Local processing of whole-slide images using large_image

This notebook demonstrates how to use large-image to extract pixel data and image metadata from multiresolution whole-slide image files. It is designed to work with a variety of tile sources including OpenSlide, and provides functions for extraction regions, for translating regions across magnifications, and for iterating through a tiled representation of a whole-slide image.


In [1]:
import large_image


INFO:girder:Created LRU Cache for 'tilesource' with 167 maximum size

In [2]:
import os

import numpy as np
import matplotlib.pyplot as plt

%matplotlib inline

#Some nice default configuration for plots
plt.rcParams['figure.figsize'] = 10, 10
plt.rcParams['image.cmap'] = 'gray'

Download a sample whole-slide image

The following code downloads a sample slide from data.kitware.com


In [3]:
wsi_url = 'https://data.kitware.com/api/v1/file/5899dd6d8d777f07219fcb23/download'

wsi_path = 'TCGA-02-0010-01Z-00-DX4.07de2e55-a8fe-40ee-9e98-bcb78050b9f7.svs'

if not os.path.isfile(wsi_path):
    !curl -OJ "$wsi_url"


  % Total    % Received % Xferd  Average Speed   Time    Time     Time  Current
                                 Dload  Upload   Total   Spent    Left  Speed
100  643M  100  643M    0     0  16.6M      0  0:00:38  0:00:38 --:--:-- 16.5M
curl: Saved to filename 'TCGA-02-0010-01Z-00-DX4.07de2e55-a8fe-40ee-9e98-bcb78050b9f7.svs'

Loading a whole-slide image


In [4]:
ts = large_image.getTileSource(wsi_path)


INFO:girder:Using memcached for large_image caching
Using memcached for large_image caching

The getTileSource() function can read a variety of image file formats. It detects the format automatically and abstracts the differences between them. Some formats require installing optional dependencies. For instance, large_image needs to have been installed with extras, such as pip install .[openslide], and your system needs to have the necessary core packages installed. The available sources are:

  • Pyramidal TIFF (.tif, .ptif) - TIFF files that have tiled images stored at different power-of-two resolutions.
  • OpenSlide (.svs, .ndpi, .tif, .mrxs) - Any file that can be read by the OpenSlide library that has multiple resolutions.
  • PIL (.jpg, .png, many others) - Any file that can be read by the Pillow Python Imaging Library. These files are expected to fit entirely within the available memory as they are not necessarily tiled or multiple resolutions.
  • Mapnik/GDAL (.tif, .vrt, others) - Geospatial raster images that can be read via GDAL and Mapnik.
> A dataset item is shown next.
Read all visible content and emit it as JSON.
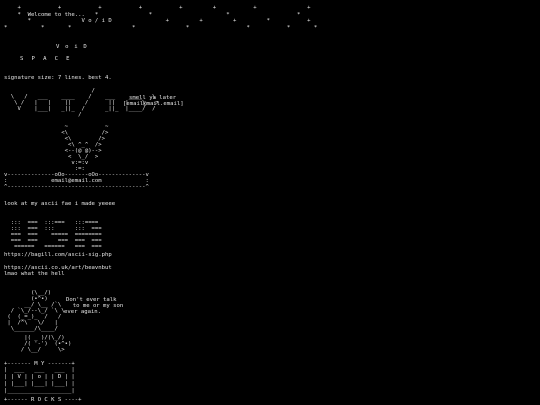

Other tile sources can be added by extending the FileTileSource base class, provided that they implement the getTile method.
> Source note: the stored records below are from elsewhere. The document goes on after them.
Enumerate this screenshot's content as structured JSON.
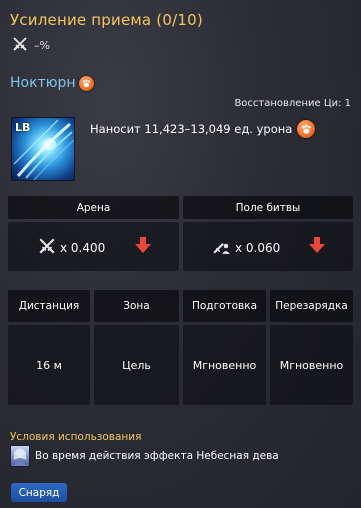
{
  "header": {
    "title": "Усиление приема (0/10)",
    "enhancement_value": "–%"
  },
  "skill": {
    "name": "Ноктюрн",
    "resource_text": "Восстановление Ци: 1",
    "icon_label": "LB",
    "damage_text": "Наносит 11,423–13,049 ед. урона"
  },
  "pvp": {
    "arena_label": "Арена",
    "arena_value": "x 0.400",
    "battlefield_label": "Поле битвы",
    "battlefield_value": "x 0.060"
  },
  "stats": [
    {
      "label": "Дистанция",
      "value": "16 м"
    },
    {
      "label": "Зона",
      "value": "Цель"
    },
    {
      "label": "Подготовка",
      "value": "Мгновенно"
    },
    {
      "label": "Перезарядка",
      "value": "Мгновенно"
    }
  ],
  "conditions": {
    "title": "Условия использования",
    "text": "Во время действия эффекта Небесная дева"
  },
  "tag": {
    "label": "Снаряд"
  },
  "colors": {
    "title": "#f2c75c",
    "skill_name": "#7fc6e8",
    "arrow_down": "#e8473a",
    "tag": "#1f56ac"
  }
}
The getTileSource() function returns an object of the TileSource class that contains the following utility functions for reading different kinds of information from whole-slide images:

The purpose and typical usage of each of these utility functions is presented in detail below.

getMetadata()

The getMetadata() function of the TileSource class returns a python dict containing basic metadata of a slide:

  • levels - number of levels in the image pyramid
  • magnification - native magnification or the magnification associated with the base or highest resolution level at which the slide was scanned.
  • mm_x, mm_y - width and height of a pixel in millimeters at the base resolution.
  • sizeX, sizeY - width and height of the slide in pixels at the base resolution.
  • tileWidth, tileHeight - width and height of a tile in pixels at base resolution in the slide.

In [5]:
ts.getMetadata()


Out[5]:
{'levels': 9,
 'magnification': 20.0,
 'mm_x': 0.0005015,
 'mm_y': 0.0005015,
 'sizeX': 32001,
 'sizeY': 38474,
 'tileHeight': 240,
 'tileWidth': 240}

getNativeMagnification()

The getNativeMagnification() function of the TileSource class returns a python dict containing the magnification and physical size of a pixel in millimeters at the base or highest resolution level at which the slide was scanned


In [6]:
ts.getNativeMagnification()


Out[6]:
{'magnification': 20.0, 'mm_x': 0.0005015, 'mm_y': 0.0005015}

getMagnificationForLevel()

The getMagnificationForLevel() function of the TileSource class returns a python dict containing the magnification and physical size of a pixel for a specified level in the image pyramid.


In [7]:
# Get the magnification associated with Level 0
ts.getMagnificationForLevel(level=0)


Out[7]:
{'level': 0,
 'magnification': 0.078125,
 'mm_x': 0.128384,
 'mm_y': 0.128384,
 'scale': 256.0}

In [8]:
# Get the magnification associated with all levels of the image pyramid
for i in range(ts.levels):
    print('Level-{} : {}'.format(
        i, ts.getMagnificationForLevel(level=i)))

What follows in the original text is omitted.